On Feb. 18 1791, Congress admitted the state of Vermont to the union.
Prior to this event, the Republic of Vermont had previously existed for 14 years as an independent state. Although New York maintained territorial claims over the state, and its popular governor at one point even urged Congress to impose its position over Vermont through force, such a propensity was deemed to be entirely unrepublican.
Vermont’s founding undoubtedly stands as a unique episode in the history of the world. Following the success of Ethan Allen and the Green Mountain Boys in the war with Britain, a convention of representatives from nearby towns declared the region completely independent. The state’s 1777 constitution was drafted and ratified in a tavern. The state created its own coinage, maintained a militia, and created its own postal service.
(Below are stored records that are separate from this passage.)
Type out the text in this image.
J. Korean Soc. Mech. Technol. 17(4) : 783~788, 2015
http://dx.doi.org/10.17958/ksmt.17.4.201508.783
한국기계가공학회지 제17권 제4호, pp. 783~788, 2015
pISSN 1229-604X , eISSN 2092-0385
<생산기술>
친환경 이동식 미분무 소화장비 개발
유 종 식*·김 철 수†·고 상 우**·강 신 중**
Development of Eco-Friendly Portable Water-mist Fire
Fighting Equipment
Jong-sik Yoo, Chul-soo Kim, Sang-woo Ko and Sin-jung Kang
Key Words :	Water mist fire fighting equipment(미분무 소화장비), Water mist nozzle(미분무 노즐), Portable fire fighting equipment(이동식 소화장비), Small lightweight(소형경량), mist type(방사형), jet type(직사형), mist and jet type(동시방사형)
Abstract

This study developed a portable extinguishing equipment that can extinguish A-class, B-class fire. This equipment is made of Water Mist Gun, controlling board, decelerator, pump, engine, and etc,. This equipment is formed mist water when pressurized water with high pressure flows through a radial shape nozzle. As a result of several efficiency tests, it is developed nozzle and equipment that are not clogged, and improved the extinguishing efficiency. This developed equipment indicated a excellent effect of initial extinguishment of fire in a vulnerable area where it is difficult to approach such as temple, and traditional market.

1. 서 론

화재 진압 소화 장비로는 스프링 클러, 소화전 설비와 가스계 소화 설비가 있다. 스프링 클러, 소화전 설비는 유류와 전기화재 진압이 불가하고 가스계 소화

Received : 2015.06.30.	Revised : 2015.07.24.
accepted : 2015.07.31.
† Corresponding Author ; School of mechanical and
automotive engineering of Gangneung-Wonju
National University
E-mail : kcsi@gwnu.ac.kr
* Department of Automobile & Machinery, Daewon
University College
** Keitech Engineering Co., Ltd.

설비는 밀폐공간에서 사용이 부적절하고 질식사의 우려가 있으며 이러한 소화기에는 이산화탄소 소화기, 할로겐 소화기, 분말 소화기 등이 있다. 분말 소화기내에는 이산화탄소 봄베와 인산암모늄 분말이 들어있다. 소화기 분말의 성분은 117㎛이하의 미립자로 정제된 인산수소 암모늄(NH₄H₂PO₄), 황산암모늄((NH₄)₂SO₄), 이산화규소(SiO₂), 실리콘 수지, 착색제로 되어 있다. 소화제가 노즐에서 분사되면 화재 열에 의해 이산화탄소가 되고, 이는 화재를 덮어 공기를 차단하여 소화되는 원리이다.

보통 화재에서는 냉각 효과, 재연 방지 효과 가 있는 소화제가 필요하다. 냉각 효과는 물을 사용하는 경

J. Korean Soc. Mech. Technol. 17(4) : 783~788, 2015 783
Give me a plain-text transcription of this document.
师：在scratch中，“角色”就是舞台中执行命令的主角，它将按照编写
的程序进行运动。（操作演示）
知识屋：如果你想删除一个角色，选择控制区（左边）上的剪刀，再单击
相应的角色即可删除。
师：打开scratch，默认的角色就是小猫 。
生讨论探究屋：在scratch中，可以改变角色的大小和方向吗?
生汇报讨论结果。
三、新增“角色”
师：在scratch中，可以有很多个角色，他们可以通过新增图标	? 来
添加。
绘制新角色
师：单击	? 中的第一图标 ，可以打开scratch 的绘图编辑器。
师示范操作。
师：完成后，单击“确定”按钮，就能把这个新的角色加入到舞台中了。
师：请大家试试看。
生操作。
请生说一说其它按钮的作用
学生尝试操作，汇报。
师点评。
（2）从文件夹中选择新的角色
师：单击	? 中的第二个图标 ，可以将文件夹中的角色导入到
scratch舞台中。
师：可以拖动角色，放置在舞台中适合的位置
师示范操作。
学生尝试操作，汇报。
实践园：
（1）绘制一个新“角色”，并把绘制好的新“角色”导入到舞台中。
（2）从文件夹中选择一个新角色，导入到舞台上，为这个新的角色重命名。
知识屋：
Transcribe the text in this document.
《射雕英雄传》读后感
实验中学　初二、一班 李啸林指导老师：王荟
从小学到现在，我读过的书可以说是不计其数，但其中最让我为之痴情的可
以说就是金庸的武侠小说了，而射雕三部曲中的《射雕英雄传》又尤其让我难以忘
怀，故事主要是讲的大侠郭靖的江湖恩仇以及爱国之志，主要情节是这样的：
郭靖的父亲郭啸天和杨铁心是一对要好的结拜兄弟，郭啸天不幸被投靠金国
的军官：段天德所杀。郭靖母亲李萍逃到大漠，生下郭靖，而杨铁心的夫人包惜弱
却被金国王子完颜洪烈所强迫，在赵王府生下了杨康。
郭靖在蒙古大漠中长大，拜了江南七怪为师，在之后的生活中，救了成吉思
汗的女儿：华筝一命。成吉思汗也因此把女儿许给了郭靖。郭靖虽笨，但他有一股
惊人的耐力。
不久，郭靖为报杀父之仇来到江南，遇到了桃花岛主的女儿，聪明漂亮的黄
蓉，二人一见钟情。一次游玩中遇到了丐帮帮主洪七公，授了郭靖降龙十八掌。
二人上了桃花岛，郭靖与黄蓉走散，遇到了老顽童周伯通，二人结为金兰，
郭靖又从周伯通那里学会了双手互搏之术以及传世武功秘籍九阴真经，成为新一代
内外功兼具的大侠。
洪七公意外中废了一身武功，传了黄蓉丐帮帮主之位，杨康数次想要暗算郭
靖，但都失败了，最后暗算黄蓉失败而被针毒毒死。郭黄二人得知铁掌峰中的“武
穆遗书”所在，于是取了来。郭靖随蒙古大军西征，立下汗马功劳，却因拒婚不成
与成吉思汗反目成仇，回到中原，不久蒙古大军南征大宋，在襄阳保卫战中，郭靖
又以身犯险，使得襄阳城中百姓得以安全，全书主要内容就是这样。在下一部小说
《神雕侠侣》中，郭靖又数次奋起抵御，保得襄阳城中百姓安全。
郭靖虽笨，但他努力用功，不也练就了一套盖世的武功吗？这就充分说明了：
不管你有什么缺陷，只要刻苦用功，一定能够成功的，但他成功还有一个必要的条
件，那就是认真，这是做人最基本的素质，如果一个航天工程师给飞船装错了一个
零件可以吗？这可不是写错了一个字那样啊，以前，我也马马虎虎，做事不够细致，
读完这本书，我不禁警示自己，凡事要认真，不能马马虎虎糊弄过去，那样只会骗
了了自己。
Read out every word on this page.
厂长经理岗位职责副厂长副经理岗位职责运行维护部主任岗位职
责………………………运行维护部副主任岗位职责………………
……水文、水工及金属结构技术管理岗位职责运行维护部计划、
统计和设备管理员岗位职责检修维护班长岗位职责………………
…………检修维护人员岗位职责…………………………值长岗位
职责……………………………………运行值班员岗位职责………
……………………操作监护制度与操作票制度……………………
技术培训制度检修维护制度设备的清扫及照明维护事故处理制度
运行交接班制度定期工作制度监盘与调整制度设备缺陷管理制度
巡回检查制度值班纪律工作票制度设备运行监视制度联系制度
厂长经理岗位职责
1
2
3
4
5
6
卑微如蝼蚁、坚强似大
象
During the time in which Vermont existed as an independent state, it became the first republican government in the history of the world to ban slavery – it did so through its state constitution. However, a 1777 act, A Declaration of the Rights of the Inhabitants of the State of Vermont, clarified that the state’s manumission undertaking would be gradual, setting age thresholds at which point all slaves would be freed.
Such a plan for gradual emancipation became the model adopted by many other states in the years to come. Despite the caveats, this was a pivotal step in the entire history of western civilization, where a republican government for the first time made a deliberate effort to bring about the demise of slavery in such a radical and unprecedented way.